Sentiram o cheiro de Eterno Retorno da História nesta passagem do autor? Mas, se for verdade que a guerra parece ser um traço constitutivo do ser humano nas suas organizações sociais, também é inegável que, objetivamente falando, em termos quantitativos, há melhorias e evolução positiva. Vejamos o que diz Steven Pinker em seu O Novo Iluminismo:

A pobreza talvez não exista para sempre. O mundo é cerca de cem vezes mais rico hoje do que era há dois séculos, e a prosperidade está se distribuindo de modo mais uniforme por todos os países e povos do mundo. A proporção da humanidade que vive em extrema pobreza caiu de quase 90% para menos de 10% e, durante o período de vida da maioria dos leitores deste livro, pode aproximar-se de zero. A fome catastrófica, que nunca esteve muito longe em grande parte da história humana, desapareceu da maior parte do mundo, e a subnutrição e a atrofia do crescimento estão em constante declínio. Há um século, os países mais ricos destinavam 1% de sua riqueza à assistência a crianças, pobre e idosos; atualmente gastam quase 25%. Hoje, a maioria de seus pobres está alimentada, vestida e abrigada, e tem luxos como smartphones e ar-condicionado, coisas que não costumavam estar ao alcance de todos, fossem ricos ou pobres. A pobreza entre as minorias raciais caiu e a entre os idosos despencou (Pinker 2018, p. 381-382).

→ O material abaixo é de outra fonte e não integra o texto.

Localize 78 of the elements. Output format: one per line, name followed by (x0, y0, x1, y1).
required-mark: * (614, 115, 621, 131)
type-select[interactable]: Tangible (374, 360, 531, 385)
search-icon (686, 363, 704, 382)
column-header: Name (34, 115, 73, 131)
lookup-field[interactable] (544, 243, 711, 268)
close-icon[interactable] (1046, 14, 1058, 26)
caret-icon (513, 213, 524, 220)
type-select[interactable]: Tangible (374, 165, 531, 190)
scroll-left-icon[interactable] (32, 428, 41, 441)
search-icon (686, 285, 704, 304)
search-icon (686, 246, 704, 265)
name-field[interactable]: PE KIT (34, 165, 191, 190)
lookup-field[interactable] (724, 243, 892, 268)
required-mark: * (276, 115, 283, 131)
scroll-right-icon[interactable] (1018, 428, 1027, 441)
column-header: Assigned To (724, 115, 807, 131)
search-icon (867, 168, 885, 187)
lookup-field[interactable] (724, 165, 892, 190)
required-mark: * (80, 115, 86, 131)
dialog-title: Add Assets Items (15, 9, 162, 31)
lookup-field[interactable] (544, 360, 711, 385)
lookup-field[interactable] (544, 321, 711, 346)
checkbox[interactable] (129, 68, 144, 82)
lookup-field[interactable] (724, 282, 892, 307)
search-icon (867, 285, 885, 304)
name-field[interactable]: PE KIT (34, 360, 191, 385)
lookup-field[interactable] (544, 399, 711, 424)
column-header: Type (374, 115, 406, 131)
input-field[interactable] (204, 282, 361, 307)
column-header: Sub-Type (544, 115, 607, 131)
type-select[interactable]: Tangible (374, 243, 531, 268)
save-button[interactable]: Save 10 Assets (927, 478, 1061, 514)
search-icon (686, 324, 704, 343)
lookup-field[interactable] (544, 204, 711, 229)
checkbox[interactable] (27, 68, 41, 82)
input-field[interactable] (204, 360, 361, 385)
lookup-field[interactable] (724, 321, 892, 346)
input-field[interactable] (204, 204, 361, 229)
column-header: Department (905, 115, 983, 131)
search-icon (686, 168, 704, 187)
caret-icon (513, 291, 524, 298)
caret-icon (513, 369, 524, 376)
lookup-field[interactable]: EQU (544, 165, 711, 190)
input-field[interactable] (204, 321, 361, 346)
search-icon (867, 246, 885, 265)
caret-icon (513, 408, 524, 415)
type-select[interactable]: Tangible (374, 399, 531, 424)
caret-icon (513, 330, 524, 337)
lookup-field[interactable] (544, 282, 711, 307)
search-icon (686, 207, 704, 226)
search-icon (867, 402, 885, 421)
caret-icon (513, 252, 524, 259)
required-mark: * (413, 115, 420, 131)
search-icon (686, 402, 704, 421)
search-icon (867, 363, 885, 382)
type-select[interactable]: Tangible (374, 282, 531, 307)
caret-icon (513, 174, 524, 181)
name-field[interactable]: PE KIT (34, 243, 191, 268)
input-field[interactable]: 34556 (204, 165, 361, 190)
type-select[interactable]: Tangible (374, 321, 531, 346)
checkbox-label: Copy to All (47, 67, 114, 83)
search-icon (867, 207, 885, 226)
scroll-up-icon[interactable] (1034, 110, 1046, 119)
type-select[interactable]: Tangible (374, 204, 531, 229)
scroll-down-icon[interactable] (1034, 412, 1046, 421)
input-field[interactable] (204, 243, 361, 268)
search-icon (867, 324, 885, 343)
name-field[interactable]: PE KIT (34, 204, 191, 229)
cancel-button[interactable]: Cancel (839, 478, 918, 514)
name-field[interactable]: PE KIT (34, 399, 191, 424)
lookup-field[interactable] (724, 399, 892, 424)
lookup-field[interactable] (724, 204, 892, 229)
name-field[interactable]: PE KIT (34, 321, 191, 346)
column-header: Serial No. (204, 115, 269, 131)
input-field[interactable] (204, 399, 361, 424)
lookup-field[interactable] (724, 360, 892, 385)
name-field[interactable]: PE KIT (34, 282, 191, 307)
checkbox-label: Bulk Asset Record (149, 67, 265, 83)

É difícil ter uma impressão nítida para onde caminhamos, mas dependendo do ponto de vista, podemos enxergar metade do copo vazia ou metade cheia. Vejamos, p.ex., as guerras em uma perspectiva temporal na figura abaixo:

O fato é que, até pouco tempo atrás, poderíamos dizer com certeza que o número de mortos em guerras vinha declinando significativamente, mas afirmar isso de boca cheia como se estivesse tudo bem chega a ser imoral. Não, não está definitivamente “tudo bem”, mas também não estamos tão mal quanto em outras épocas. E é para isso que serve esta coluna, para nos dar perspectiva, por mais sombrio que seja nosso presente, nossa vontade pode brotar renovada em meio aos dados e estatísticas.

Referências

KAPLAN, Robert D. À Beira da Anarquia. São Paulo: Futura, 2000.

PEARSON, Ian. Atlas of the Future. Nova York: Macmillan, 1998.

PINKER, Steven. O Novo Iluminismo. São Paulo: Companhia das Letras, 2018.

POPPER, Karl R. La Miseria del Historicismo. Madri, Alianza/Taurus, 1984.


[1] O autor se refere à Academia de Ciências e Artes Cinematográficas, de Hollywood, cujos prêmios são os Oscars.

Anselmo Heidrich

Professor de Geografia, licenciado pela UFRGS, mestre pela USP e aficionado em Geopolítica.